Crystallographic Definition

In the standard notation of crystallography, the three axes of the cubic system are conventionally labelled a1, a2, and a3. All three are equal in length (a1 = a2 = a3) and all three axial angles are 90°. This combination of equal axes and right-angle intersections is unique to the cubic system and is the geometric basis for its exceptional symmetry content.

Symmetry in crystallography is described in terms of axes of rotation, planes of symmetry, and a centre of symmetry. The highest-symmetry class within the cubic system — the hexoctahedral class, to which diamond belongs — possesses three fourfold rotation axes, four threefold axes, six twofold axes, nine mirror planes, and a centre of symmetry. No other crystal system approaches this degree of symmetry. In total, the cubic system encompasses five crystal classes, ranging from the full hexoctahedral symmetry of diamond down to the tetartoidal class, which lacks mirror planes and a centre of symmetry entirely.

Common Crystal Forms

The high internal symmetry of the cubic system expresses itself in a set of characteristic external forms. The three most frequently encountered in gem minerals are:

  • Cube (hexahedron): Six square faces, each perpendicular to one of the three crystallographic axes. Fluorite is a classic example, often forming near-perfect cubes.
  • Octahedron: Eight equilateral triangular faces. Diamond is the paradigmatic octahedral gem mineral; natural octahedral diamond crystals are among the most prized rough forms in the trade because their shape is ideally suited to cutting a round brilliant with minimal wastage.
  • Dodecahedron (rhombic dodecahedron): Twelve rhomb-shaped faces. Garnet frequently adopts this form, and the rhombic dodecahedron is so strongly associated with the garnet group that it is sometimes called the garnet form.

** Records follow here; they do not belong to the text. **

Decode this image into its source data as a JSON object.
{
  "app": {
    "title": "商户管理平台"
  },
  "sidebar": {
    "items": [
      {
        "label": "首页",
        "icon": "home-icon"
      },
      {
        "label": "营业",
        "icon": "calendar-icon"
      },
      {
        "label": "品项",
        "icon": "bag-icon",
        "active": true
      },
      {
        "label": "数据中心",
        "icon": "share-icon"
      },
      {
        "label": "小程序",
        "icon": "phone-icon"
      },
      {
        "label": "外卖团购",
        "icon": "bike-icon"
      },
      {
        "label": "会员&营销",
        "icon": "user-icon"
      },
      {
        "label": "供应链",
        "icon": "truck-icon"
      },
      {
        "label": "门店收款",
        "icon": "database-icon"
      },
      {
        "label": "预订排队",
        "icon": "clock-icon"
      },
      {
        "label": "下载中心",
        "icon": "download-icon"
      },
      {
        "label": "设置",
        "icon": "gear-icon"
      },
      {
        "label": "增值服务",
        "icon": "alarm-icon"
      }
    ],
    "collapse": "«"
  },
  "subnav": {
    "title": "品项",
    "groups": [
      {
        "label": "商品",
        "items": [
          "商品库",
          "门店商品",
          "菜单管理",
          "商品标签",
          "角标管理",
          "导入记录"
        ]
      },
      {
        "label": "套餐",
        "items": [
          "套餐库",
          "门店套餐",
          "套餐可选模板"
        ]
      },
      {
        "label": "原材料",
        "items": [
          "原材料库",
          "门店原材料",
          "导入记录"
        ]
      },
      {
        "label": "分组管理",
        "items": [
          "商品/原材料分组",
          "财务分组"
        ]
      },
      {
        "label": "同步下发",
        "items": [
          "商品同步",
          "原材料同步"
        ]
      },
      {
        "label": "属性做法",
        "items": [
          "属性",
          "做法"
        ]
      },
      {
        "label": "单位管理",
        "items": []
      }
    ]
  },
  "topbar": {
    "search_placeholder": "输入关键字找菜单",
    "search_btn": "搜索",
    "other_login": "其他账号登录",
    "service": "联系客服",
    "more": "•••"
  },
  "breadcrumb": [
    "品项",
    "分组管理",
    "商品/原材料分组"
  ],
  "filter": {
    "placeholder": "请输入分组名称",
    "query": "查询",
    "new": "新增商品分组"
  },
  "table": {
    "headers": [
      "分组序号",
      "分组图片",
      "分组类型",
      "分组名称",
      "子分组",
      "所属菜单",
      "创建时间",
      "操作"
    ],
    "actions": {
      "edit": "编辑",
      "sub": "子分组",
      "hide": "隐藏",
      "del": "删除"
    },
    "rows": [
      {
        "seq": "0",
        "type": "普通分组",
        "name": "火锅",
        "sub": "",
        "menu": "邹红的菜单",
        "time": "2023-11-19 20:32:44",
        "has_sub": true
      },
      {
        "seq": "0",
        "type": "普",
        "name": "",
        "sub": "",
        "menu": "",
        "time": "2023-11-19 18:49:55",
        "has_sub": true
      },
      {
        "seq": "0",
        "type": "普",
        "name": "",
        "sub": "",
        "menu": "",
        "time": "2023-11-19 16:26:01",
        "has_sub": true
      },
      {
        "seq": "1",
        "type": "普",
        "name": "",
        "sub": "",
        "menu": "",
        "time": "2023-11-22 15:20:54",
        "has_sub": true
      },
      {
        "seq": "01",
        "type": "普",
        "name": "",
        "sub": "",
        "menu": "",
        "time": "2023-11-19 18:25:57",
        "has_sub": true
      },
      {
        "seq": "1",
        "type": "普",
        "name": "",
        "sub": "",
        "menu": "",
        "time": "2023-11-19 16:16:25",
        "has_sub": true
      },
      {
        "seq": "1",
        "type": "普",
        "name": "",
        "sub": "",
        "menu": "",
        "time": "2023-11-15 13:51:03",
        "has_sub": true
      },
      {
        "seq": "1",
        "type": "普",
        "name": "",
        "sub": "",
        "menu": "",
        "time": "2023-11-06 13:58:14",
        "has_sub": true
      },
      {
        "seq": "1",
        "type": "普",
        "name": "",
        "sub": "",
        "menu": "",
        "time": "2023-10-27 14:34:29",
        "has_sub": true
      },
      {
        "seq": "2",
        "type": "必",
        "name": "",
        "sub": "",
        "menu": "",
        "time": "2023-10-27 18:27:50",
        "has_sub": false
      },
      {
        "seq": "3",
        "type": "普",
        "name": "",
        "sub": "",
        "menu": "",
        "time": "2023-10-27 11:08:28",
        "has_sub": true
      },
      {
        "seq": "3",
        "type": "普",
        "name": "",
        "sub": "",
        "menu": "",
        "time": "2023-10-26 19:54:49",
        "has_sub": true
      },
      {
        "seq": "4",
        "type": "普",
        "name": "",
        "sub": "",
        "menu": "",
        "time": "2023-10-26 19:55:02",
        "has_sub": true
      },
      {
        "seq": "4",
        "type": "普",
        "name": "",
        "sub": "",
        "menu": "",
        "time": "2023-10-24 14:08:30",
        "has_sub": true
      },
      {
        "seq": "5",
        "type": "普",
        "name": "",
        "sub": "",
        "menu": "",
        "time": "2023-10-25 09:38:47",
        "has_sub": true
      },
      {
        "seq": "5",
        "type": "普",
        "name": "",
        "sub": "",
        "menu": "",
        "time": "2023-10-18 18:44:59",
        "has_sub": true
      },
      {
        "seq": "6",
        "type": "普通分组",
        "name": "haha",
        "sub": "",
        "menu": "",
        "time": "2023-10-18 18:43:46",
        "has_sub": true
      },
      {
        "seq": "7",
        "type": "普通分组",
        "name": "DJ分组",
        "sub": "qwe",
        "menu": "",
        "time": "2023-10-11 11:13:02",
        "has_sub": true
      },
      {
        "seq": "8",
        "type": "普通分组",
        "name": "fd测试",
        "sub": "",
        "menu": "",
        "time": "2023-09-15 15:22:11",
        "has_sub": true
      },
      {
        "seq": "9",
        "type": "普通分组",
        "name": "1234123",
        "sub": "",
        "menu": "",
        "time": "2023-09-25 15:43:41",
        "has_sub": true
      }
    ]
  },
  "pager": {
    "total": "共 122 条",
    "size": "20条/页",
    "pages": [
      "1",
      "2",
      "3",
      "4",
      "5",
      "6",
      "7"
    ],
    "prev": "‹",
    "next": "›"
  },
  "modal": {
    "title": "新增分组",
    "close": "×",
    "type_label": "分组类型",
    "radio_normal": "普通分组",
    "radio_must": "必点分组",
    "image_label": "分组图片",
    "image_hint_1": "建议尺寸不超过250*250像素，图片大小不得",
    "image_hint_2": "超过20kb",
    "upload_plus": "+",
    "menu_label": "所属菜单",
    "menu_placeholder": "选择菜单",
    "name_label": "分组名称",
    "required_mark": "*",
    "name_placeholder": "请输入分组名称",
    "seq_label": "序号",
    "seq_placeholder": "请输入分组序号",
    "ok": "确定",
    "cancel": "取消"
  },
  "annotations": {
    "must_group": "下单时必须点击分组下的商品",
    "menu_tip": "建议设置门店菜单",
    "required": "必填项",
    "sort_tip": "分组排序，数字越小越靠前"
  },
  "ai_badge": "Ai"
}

Combinations of these forms — known as combinations or composite forms — are also common. Spinel, for instance, often crystallises as an octahedron modified by the cube, and some diamonds display octahedral faces rounded by dissolution into a form approaching a sphere, termed a tetrahexahedron or, colloquially, a "rounded octahedron."

Optical Isotropy: The Gemmological Consequence

The most practically significant property that the cubic system confers on its minerals is optical isotropy. Because the internal atomic arrangement is the same in all directions — a direct consequence of the three equal, mutually perpendicular axes — light travels through a cubic mineral at the same velocity regardless of the direction of propagation. The mineral therefore has a single refractive index rather than two (or three), and is said to be singly refractive.

This has immediate and testable consequences in the gemmological laboratory:

  • Refractometer: A singly refractive stone yields a single, stationary shadow edge on the refractometer scale. There is no birefringence reading, and rotating the polarising filter produces no movement of the shadow edge.
  • Polariscope: When a cubic mineral is examined between crossed polarising filters, it remains uniformly dark (extinct) in all orientations — the classic isotropic reaction. This contrasts sharply with doubly refractive (anisotropic) stones, which blink light and dark as the stage is rotated. Note that anomalous double refraction caused by internal strain — common in diamond and some garnets — can produce a mottled or "tabby" extinction pattern that must not be mistaken for true double refraction.
  • Spectroscope and other instruments: Optical isotropy does not affect absorption spectra, so the spectroscope remains fully useful for species identification of cubic gems.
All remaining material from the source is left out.